The International Archives of the Photogrammetry, Remote Sensing and Spatial Information Sciences
Publications Copernicus
Articles | Volume XLII-2
30 May 2018
 | 30 May 2018


N. Börlin, A. Murtiyoso, P. Grussenmeyer, F. Menna, and E. Nocerino

Keywords: Bundle adjustment, Camera model, Analytical Jacobians, Software, Photogrammetry, Tilt-shift lens

Abstract. In this paper we investigate how the residuals in bundle adjustment can be split into a composition of simple functions. According to the chain rule, the Jacobian (linearisation) of the residual can be formed as a product of the Jacobians of the individual steps. When implemented, this enables a modularisation of the computation of the bundle adjustment residuals and Jacobians where each component has limited responsibility. This enables simple replacement of components to e.g. implement different projection or rotation models by exchanging a module.

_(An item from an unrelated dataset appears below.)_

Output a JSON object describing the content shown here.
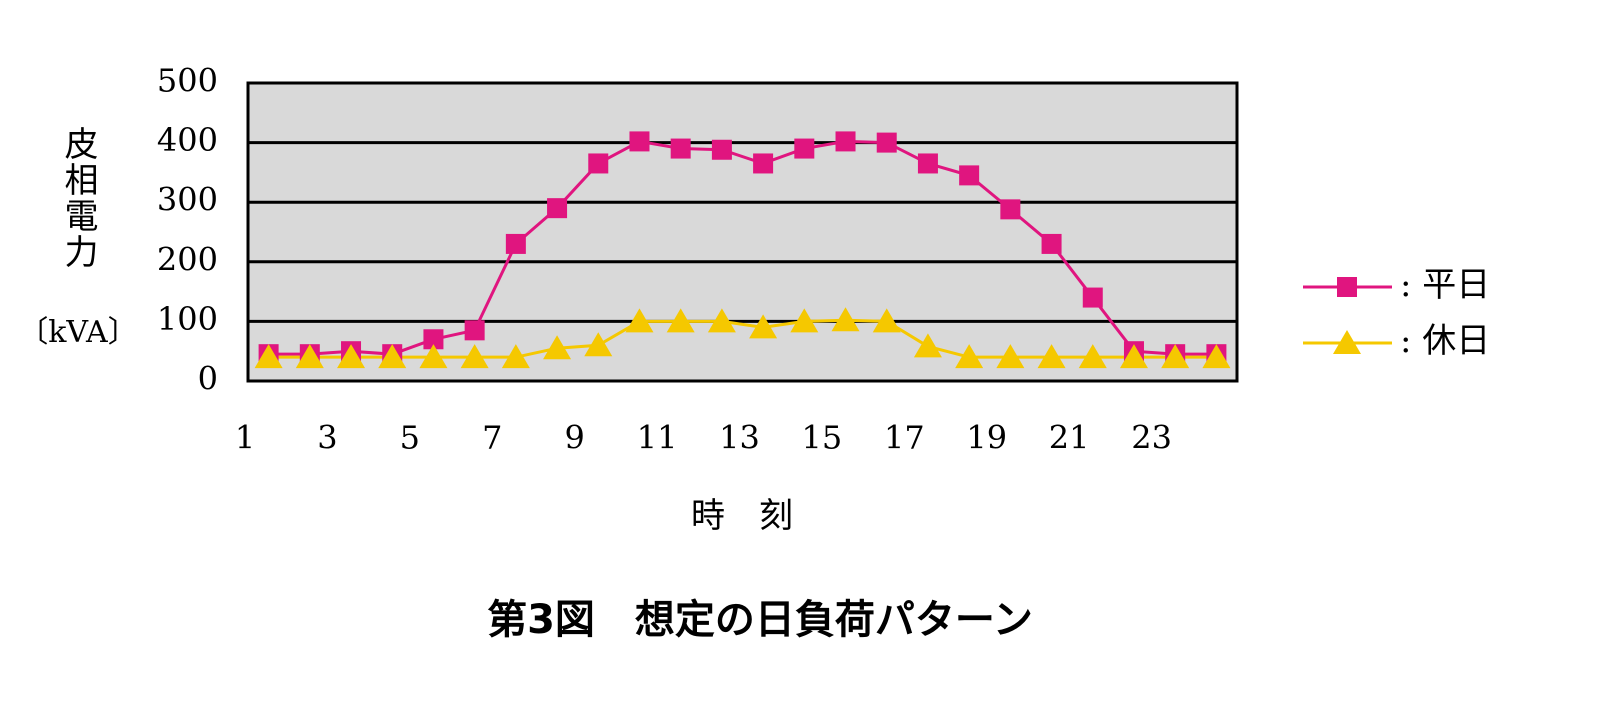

The technique has previously been used to implement bundle adjustment in the open-source package DBAT (Börlin and Grussenmeyer, 2013) based on the Photogrammetric and Computer Vision interpretations of Brown (1971) lens distortion model. In this paper, we applied the technique to investigate how affine distortions can be used to model the projection of a tilt-shift lens. Two extended distortion models were implemented to test the hypothesis that the ordering of the affine and lens distortion steps can be changed to reduce the size of the residuals of a tilt-shift lens calibration.

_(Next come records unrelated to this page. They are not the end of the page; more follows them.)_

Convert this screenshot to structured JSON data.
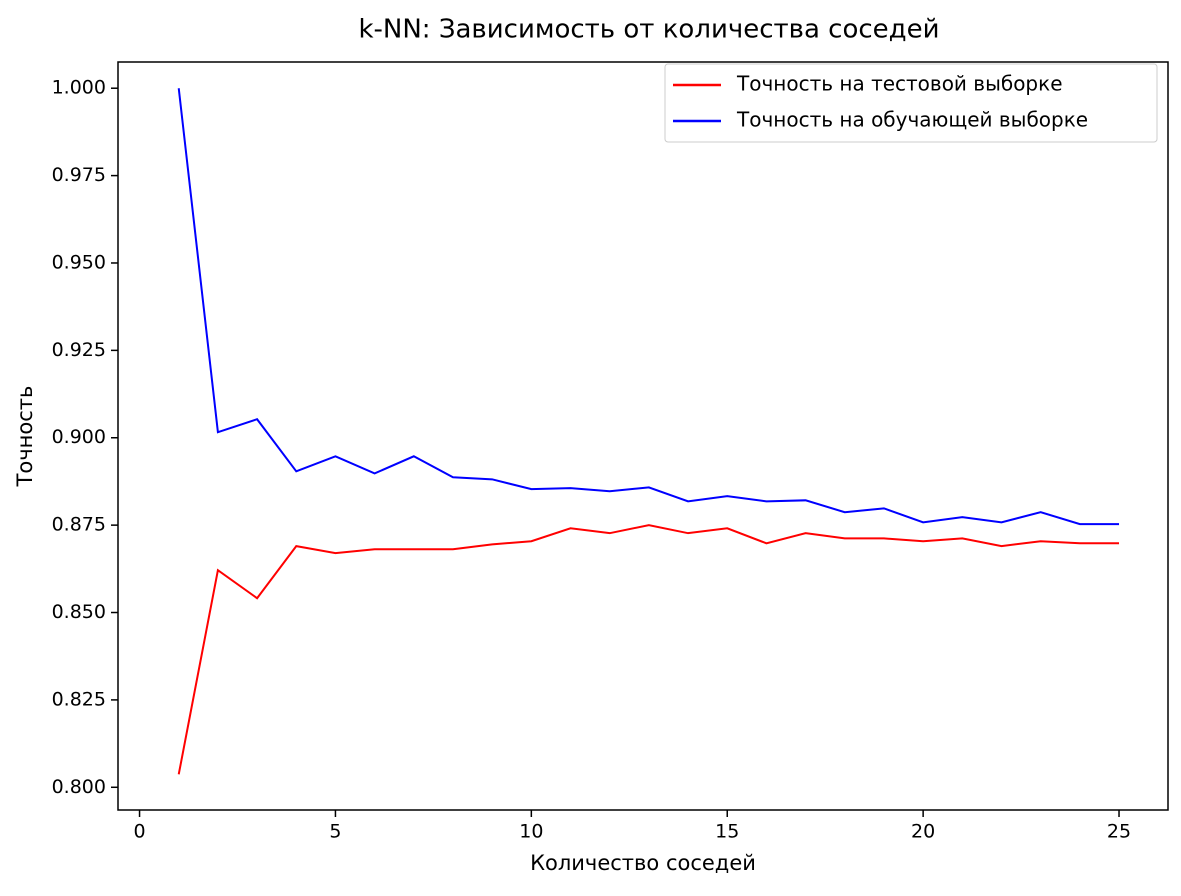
{
  "chart_data": {
    "type": "line",
    "title": "k-NN: Зависимость от количества соседей",
    "x_label": "Количество соседей",
    "y_label": "Точность",
    "x": [
      1,
      2,
      3,
      4,
      5,
      6,
      7,
      8,
      9,
      10,
      11,
      12,
      13,
      14,
      15,
      16,
      17,
      18,
      19,
      20,
      21,
      22,
      23,
      24,
      25
    ],
    "series": [
      {
        "name": "Точность на тестовой выборке",
        "color": "#ff0000",
        "values": [
          0.8037,
          0.8621,
          0.8541,
          0.869,
          0.867,
          0.8681,
          0.8681,
          0.8681,
          0.8695,
          0.8704,
          0.8741,
          0.8727,
          0.875,
          0.8727,
          0.8741,
          0.8698,
          0.8727,
          0.8712,
          0.8712,
          0.8704,
          0.8712,
          0.869,
          0.8704,
          0.8698,
          0.8698
        ]
      },
      {
        "name": "Точность на обучающей выборке",
        "color": "#0000ff",
        "values": [
          1.0,
          0.9016,
          0.9053,
          0.8904,
          0.8947,
          0.8898,
          0.8947,
          0.8887,
          0.8881,
          0.8853,
          0.8856,
          0.8847,
          0.8858,
          0.8818,
          0.8833,
          0.8818,
          0.8821,
          0.8787,
          0.8798,
          0.8758,
          0.8773,
          0.8758,
          0.8787,
          0.8753,
          0.8753
        ]
      }
    ],
    "xlim": [
      -0.55,
      26.25
    ],
    "ylim": [
      0.7935,
      1.0075
    ],
    "xticks": [
      0,
      5,
      10,
      15,
      20,
      25
    ],
    "yticks": [
      {
        "value": 0.8,
        "label": "0.800"
      },
      0.825,
      {
        "value": 0.85,
        "label": "0.850"
      },
      0.875,
      {
        "value": 0.9,
        "label": "0.900"
      },
      0.925,
      {
        "value": 0.95,
        "label": "0.950"
      },
      0.975,
      {
        "value": 1.0,
        "label": "1.000"
      }
    ],
    "grid": false,
    "legend": "upper right"
  }
}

Results on synthetic data confirm that the ordering of the affine and lens distortion steps matter and is detectable by DBAT. However, when applied to a real camera calibration data set of a tilt-shift lens, no difference between the extended models was seen. This suggests that the tested hypothesis is false and that other effects need to be modelled to better explain the projection. The relatively low implementation effort that was needed to generate the models suggest that the technique can be used to investigate other novel projection models in photogrammetry, including modelling changes in the 3D geometry to better understand the tilt-shift lens.